Maria, die heilige Jungfrau und Mutter Jesus Christus, wird seit dem 3. Jahrhundert n.Chr. isoliert repräsentativ inszeniert oder eingebunden in einen erzählenden Zyklus dargestellt. War sie zu Beginn des Christentums nur Teil des Heilsmysteriums, so gewann sie nach dem Konzil von Ephesos (431 n. Chr.) in der Rolle der Theotokos (Gottesgebährerin) immer mehr an Bedeutung. Ein regelrechter Marienkult entstand, in dessen Zuge sich die meisten ikonographischen Typen herausbildeten.
Frühe Typen sind Maria orans und Maria imago clipeata. Ersterer zeigt Maria einzeln mit zum Himmel gestreckten Händen. In diesem Gebetsgestus ist sie frontal stehend in Ganz- oder Halbfigur dargestellt. Häufig auch unter der Bezeichnung Blacherniotissa bekannt, ist es eine beliebte Darstellungsform für Hauptapsis-Bildnisse gewesen, u.a. in der Sophienkathedrale in Kiew und im Kloster Blachernas in Byzanz, auf welches die Bezeichnung zurückgeht. Der zweite Typus zeigt die sitzende Maria mit dem segnenden Christuskind auf einem Schild vor ihrer Brust. Beide Typen gelten als Urform des marianischen Devotionsbildes.

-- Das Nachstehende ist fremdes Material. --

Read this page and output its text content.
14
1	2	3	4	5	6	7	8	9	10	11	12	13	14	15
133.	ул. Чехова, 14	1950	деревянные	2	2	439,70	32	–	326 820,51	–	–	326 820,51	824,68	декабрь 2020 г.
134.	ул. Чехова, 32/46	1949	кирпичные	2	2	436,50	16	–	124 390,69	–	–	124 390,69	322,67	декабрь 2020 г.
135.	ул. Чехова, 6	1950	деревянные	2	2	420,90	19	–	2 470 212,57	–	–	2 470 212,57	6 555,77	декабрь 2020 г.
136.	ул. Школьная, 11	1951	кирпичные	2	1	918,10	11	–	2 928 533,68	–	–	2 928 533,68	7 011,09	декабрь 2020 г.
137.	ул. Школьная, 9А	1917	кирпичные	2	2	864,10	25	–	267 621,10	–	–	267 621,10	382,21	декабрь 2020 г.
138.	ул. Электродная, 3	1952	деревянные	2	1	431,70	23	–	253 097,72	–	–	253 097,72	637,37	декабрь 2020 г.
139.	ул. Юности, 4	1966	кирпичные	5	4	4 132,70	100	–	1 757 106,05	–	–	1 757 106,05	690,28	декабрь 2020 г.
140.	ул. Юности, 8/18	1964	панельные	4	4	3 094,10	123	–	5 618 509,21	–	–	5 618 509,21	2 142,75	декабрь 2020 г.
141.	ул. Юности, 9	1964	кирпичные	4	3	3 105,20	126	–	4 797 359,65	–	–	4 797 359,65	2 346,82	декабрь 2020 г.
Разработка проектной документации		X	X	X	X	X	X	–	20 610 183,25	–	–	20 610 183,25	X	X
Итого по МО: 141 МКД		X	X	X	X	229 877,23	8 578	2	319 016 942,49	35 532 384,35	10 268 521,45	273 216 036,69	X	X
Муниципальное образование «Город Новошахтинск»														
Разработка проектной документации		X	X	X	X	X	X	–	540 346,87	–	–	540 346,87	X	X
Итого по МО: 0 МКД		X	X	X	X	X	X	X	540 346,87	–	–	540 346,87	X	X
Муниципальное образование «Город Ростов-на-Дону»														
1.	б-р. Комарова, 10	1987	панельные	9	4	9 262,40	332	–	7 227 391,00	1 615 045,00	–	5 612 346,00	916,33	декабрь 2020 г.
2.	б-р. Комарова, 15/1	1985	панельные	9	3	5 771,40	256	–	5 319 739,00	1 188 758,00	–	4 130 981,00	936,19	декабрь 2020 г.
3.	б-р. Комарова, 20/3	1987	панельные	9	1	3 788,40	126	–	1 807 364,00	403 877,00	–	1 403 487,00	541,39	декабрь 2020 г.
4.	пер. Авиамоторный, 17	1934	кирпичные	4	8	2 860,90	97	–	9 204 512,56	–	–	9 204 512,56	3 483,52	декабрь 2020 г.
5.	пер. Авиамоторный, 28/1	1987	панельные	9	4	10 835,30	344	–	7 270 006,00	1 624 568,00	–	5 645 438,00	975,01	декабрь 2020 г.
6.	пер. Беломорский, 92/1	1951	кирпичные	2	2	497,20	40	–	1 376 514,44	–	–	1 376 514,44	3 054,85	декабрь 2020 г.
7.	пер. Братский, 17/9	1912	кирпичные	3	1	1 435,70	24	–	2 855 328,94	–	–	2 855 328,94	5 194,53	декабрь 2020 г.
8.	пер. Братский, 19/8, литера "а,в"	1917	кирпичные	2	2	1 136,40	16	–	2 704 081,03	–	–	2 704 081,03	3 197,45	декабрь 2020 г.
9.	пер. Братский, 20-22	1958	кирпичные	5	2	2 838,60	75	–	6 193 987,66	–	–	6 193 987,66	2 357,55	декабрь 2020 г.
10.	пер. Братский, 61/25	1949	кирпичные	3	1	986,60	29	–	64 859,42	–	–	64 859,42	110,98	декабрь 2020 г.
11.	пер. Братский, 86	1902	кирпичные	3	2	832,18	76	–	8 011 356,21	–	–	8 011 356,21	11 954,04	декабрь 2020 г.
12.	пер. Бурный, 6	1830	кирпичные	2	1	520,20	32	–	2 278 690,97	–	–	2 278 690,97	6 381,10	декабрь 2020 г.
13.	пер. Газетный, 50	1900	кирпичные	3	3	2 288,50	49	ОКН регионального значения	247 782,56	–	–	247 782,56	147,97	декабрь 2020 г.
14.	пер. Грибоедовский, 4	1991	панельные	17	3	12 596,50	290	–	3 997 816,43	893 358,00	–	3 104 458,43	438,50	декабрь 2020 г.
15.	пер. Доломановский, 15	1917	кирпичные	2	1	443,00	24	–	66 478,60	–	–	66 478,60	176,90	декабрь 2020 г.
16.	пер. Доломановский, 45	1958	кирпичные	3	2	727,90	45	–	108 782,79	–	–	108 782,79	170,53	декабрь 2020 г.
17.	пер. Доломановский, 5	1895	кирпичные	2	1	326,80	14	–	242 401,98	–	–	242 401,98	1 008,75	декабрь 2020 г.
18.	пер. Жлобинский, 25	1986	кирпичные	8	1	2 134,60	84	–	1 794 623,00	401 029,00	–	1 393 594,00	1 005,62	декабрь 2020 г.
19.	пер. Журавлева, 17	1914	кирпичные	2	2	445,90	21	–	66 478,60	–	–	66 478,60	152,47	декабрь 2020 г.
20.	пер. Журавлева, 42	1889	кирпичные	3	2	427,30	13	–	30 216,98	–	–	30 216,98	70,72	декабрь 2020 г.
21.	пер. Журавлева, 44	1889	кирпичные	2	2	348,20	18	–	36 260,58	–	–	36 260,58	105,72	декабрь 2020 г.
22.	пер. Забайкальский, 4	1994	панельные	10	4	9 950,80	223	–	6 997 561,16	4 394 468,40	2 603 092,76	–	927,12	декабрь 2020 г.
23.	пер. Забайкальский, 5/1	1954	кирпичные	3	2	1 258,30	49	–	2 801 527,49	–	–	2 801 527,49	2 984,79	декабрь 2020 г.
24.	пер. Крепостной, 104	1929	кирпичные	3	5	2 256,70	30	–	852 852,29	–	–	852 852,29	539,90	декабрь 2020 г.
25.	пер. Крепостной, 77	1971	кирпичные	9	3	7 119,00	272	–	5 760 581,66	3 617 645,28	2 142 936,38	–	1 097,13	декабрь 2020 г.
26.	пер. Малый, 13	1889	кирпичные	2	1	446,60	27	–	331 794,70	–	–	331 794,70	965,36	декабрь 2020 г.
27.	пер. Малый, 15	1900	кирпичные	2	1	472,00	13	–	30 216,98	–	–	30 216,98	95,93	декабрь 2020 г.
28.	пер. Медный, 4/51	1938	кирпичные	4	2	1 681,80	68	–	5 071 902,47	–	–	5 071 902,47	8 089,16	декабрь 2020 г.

Die größte Ausbreitung fand das Bildnis der frontal thronenden Gottesmutter, Hypselotera. Erstmals nachweisbar am Apsisbild der Sta. Maria Maggiore in Rom (nach 432 n.Chr.), setzte sich dieser Bildtypus spätestens nach der Anfertigung des Apsisbildes in der Hagia Sophia in Konstantinopel, dem ehemaligen Byzanz, (867 n.Chr.) für die Apsisgestaltung durch.
Ebenfalls große Verbreitung fand das Bild der stehenden Maria mit dem Christuskind auf dem Arm. Als Halbfigur und das Kind im linken Arm tragend, wird dieses Marienbildnis als Hodegetria (Wegeführerin) bezeichnet, benannt nach dem Standort seines Prototyps, dem Hodegonklosters in Konstantinopel. Eine Variante davon ist die Dexiokratusa, bei der das Kind auf dem rechten Arm sitzt. Bei gleicher Darstellung, jedoch mit dritter Hand unter dem Kind, spricht man vom Bildtypus der Tricherusa. Er spielt auf eine Legende der berühmten Ikone im Athos Kloster Chilendar an.
Nikopoia oder Kyrotissa wird der Bildtypus der axial-frontal stehenden Maria mit dem Jesusknaben im Arm genannt. Ein bekanntes Beispiel ist das Mosaik in der Koimesiskirche in Nicaea. Ein weiterer wichtiger Bildtypus ist die Elensa (die Barmherzige), auch Glykophilusa (die Süßküssende) genannt. Maria ist mit dem Kind gezeigt, die Wangen aneinander geschmiegt. Das bedeutendste Beispiel ist die „Madonna von Wladimir“ (um 1131), heute in der Tretjakowgalerie in Moskau befindlich. Die Ikone wurde in Byzanz angefertigt und nach ihrer Ankunft in Russland mit einem silbernen Oklad überzogen.
Dies ist nur eine Auswahl an Marienbildnistypen. Die hier genannten Bezeichnungen werden für gewöhnlich ausschließlich für byzantinische Ikonen gebracht. Auch wenn die meisten Bildtypen der Maria auf dem Balkan unverändert den Namen übernommen haben, so wurden sie in Russland neu bezeichnet und durch unzählige Varianten erweitert. Im Westen wurden diese Bildtypen angenommen dabei jedoch stilistisch größtenteils verändert. Gerade die Mutter-Kind-Beziehung spielt eine bedeutende Rolle in der neuzeitlichen Kunst des Abendlandes. Während in der Ostkirche vollplastische Bildwerke abgelehnt werden, treten diese im Westen schon früh auf. Eines der ältesten Beispiele einer freistehenden Plastik Mariens ist die Goldene Madonna in der Essener Domschatzkammer (um 937-982).